The three occasions will remind his electorate that he played a key role in bringing peace, devolution and normality to Northern Ireland.
But Bertie Ahern's Fianna Fail party didn't always have such a cosy relationship with unionists.
When Eamon de Valera, another of Bertie Ahern's predecessors, founded Fianna Fail in 1926 he had two aims: Irish unity and restoring the Irish language.
Neither goal has been achieved, although the party continues to pay lip-service to the desirability of both.
The violence of the Troubles forced Fianna Fail to confront its rhetorical nationalism and to accept the principle that Northern Ireland would remain part of the United Kingdom as long as a majority there consented to such an arrangement.
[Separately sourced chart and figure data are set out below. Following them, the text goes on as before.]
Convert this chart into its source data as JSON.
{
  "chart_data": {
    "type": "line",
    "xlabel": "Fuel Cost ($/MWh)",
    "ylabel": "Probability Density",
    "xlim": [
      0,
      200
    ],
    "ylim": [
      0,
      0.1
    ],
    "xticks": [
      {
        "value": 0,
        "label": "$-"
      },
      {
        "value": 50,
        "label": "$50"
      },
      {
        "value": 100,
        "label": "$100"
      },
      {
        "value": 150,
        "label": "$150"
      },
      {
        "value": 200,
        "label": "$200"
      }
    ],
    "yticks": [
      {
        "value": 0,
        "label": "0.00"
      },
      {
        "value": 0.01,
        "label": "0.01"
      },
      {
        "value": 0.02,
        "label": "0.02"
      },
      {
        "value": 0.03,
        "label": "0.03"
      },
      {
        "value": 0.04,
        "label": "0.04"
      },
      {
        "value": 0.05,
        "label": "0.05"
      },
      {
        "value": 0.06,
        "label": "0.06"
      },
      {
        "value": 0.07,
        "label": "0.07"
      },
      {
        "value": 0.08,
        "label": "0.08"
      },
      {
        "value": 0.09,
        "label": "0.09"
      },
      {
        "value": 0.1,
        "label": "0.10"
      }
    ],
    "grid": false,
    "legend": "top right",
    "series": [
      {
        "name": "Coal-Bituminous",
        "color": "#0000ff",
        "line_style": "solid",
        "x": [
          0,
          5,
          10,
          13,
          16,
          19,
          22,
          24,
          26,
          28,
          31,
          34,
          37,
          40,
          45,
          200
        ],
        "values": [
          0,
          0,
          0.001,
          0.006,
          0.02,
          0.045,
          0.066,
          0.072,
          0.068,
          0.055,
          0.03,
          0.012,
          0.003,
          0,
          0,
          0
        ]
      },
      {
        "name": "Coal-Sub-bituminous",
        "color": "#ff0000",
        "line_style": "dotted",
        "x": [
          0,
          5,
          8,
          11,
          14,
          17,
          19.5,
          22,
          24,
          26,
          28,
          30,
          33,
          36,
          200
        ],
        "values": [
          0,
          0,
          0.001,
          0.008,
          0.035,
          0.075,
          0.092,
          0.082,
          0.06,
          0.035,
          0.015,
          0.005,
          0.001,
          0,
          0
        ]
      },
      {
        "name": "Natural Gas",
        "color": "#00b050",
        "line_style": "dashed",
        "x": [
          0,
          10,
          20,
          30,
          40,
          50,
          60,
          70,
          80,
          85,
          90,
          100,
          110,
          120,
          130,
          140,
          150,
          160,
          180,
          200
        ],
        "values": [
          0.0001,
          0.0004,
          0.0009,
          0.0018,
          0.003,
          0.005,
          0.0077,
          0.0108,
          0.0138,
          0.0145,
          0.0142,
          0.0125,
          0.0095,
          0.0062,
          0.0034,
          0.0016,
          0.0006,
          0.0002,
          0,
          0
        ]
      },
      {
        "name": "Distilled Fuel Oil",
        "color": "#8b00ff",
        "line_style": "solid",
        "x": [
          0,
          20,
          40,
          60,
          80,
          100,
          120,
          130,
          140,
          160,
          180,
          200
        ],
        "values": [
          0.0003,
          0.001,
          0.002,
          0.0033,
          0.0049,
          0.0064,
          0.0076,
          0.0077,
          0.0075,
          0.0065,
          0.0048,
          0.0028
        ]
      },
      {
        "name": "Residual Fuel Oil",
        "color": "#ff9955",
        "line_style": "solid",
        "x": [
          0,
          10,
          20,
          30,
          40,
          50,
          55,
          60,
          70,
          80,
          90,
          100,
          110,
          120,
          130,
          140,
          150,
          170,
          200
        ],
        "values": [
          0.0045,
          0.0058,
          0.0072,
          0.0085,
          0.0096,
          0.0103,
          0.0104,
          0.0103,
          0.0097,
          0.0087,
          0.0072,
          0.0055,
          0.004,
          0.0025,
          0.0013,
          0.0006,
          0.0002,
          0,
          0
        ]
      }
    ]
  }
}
Bertie Ahern and Albert Reynolds, as former Fianna Fail prime ministers, were both keen to reassure unionists that their party accepted the consent principle.
This helped the party transform its relationship with the majority community in Northern Ireland and develop relationships on the island.
In the past, many in Northern Ireland believed the Republic wanted to gobble them up into a united Ireland, but few now hold such views.
Indeed, the south is seen less as a threatening animal and more as a golden cow to be milked.
The Irish government, with its booming Celtic Tiger economy, is helping the British government to fund the Northern Ireland infrastructure deficit.
Bertie Ahern, who is famed for his negotiating skills, has played a key role in all these changes - something that even his political opponents acknowledge.
Even Ian Paisley, the scourge of many an Irish leader, speaks highly of him.
So, Bertie Ahern will not to have to duck snowballs or any other missiles as he makes his way to Stormont.
And not just because the weather is too warm for snow: it's also because many people in Northern Ireland politics have grown to respect the pint-drinking, sports-mad, man of the people.
The election result in the Republic's 24 May poll will show whether voters in the south still think as fondly of him as many north of the border do.